Roger Waters no Brasil

image_pdf

Por LUIS FELIPE MIGUEL*

O cantor é o alvo preferencial do lobby sionista

Depois de mais de meio século de uma carreira de enorme sucesso, dá para considerar que as posições políticas de Roger Waters são bem conhecidas. Ele é um ativo antifascista, o que está bem registrado tanto no período do grupo Pink Floyd quanto em sua obra solo.

Pois agora o vice-presidente da Confederação Israelita do Brasil, Ary Bergher, quer impedi-lo de se apresentar no Brasil, por ser “nazista”.

Ary Bergher é um notório bolsonarista. Ficou conhecido por agredir uma senhora de 88 anos que falou contra o então candidato, em 2018, num festival de dança no Clube Hebraica: “Sua ladra, filha da puta, vou te matar”.

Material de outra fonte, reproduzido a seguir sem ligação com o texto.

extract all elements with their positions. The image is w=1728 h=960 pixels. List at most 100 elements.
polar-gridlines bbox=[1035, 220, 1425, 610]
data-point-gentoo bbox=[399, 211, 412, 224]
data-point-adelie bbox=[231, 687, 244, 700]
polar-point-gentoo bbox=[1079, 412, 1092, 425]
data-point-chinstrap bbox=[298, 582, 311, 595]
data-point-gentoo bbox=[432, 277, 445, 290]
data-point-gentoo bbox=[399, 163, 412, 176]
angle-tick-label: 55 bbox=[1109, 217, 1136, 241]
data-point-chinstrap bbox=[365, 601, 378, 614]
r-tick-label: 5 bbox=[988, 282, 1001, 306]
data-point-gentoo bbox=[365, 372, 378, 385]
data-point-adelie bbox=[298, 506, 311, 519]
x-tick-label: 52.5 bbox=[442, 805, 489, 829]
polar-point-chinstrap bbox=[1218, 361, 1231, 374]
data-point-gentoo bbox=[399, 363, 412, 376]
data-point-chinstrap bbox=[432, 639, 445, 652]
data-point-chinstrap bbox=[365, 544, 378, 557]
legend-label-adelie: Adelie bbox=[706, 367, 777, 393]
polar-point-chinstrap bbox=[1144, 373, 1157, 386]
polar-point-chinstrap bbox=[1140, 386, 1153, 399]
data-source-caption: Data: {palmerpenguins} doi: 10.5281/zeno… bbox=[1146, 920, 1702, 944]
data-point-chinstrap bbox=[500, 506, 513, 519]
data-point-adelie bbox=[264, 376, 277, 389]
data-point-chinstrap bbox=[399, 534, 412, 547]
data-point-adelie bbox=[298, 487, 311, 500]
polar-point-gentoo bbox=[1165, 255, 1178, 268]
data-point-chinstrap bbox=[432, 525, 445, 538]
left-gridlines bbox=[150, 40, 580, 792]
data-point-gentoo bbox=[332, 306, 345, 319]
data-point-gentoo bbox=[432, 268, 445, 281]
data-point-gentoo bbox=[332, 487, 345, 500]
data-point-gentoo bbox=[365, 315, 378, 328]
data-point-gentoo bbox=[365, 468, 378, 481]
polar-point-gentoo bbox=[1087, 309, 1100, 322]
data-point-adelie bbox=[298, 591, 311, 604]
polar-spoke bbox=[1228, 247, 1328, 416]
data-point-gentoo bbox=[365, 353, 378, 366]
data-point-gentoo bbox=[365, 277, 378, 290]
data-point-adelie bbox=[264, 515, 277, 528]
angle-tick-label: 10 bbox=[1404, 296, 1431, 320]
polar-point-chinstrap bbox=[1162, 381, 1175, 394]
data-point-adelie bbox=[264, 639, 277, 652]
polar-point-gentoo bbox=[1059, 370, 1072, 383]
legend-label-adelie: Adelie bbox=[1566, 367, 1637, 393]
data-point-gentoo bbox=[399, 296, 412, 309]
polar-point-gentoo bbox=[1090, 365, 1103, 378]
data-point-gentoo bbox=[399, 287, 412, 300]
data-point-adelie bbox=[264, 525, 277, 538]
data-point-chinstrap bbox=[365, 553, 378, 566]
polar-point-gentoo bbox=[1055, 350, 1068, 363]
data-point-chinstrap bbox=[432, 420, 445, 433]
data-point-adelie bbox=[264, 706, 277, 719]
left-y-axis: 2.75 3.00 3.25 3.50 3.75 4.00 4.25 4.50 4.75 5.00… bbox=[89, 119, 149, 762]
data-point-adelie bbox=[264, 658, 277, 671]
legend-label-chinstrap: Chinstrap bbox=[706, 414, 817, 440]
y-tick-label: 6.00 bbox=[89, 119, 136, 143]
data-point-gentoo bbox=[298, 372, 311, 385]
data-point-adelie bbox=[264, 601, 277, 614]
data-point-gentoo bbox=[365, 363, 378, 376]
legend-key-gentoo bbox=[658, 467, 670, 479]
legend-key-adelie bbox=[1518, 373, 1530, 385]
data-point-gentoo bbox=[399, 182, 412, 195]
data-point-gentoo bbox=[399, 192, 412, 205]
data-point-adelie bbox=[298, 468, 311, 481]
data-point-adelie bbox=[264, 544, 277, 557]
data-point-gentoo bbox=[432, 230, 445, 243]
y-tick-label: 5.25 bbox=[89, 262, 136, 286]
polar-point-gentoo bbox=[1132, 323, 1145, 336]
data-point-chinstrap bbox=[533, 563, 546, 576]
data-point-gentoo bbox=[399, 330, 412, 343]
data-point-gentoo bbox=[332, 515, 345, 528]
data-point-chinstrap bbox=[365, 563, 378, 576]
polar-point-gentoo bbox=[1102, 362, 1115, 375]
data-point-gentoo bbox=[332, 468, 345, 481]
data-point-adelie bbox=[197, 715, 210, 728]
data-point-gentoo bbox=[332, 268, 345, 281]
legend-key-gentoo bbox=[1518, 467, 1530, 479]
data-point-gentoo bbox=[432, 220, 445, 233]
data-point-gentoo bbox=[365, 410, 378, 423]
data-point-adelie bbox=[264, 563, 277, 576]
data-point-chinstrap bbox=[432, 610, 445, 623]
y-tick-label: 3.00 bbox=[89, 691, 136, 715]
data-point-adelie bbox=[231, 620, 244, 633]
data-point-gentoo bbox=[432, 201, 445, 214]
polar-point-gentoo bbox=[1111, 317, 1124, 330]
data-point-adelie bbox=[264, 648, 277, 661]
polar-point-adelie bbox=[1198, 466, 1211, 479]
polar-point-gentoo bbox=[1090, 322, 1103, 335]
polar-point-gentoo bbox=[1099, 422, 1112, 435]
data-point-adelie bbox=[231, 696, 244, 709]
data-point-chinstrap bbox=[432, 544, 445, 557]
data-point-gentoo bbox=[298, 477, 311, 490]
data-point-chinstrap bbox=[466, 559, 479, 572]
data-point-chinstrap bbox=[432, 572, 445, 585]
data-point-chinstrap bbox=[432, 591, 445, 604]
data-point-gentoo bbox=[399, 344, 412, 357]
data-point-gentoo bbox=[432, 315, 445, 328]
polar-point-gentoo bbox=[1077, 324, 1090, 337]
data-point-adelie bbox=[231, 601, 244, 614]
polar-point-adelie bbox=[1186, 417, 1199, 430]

A repercussão do caso fez Ary Bergher renunciar à presidência da Federação Israelita do Rio de Janeiro. Como faria depois seu “mito”, pôs a culpa em “possíveis efeitos colaterais adversos de medicamentos que passei a usar recentemente”. Acredita quem quiser.

O que incomoda em Roger Waters é o antifascismo, o antirracismo. O cantor sempre se manifestou em favor de causas igualitárias. Foi ativo na luta contra o apartheid sul-africano. Denunciou Jair Bolsonaro em sua última turnê brasileira. E hoje, coerente com esse antifascismo e antirracismo, está engajado na campanha BDS – por “boicote, desinvestimento e sanções” contra o Estado de Israel, até que seja interrompida a ação genocida contra o povo palestino.

Por isso, é alvo preferencial do lobby sionista.

A denúncia absurda de apologia ao nazismo faz parte deste assédio. Foi inventada na Alemanha.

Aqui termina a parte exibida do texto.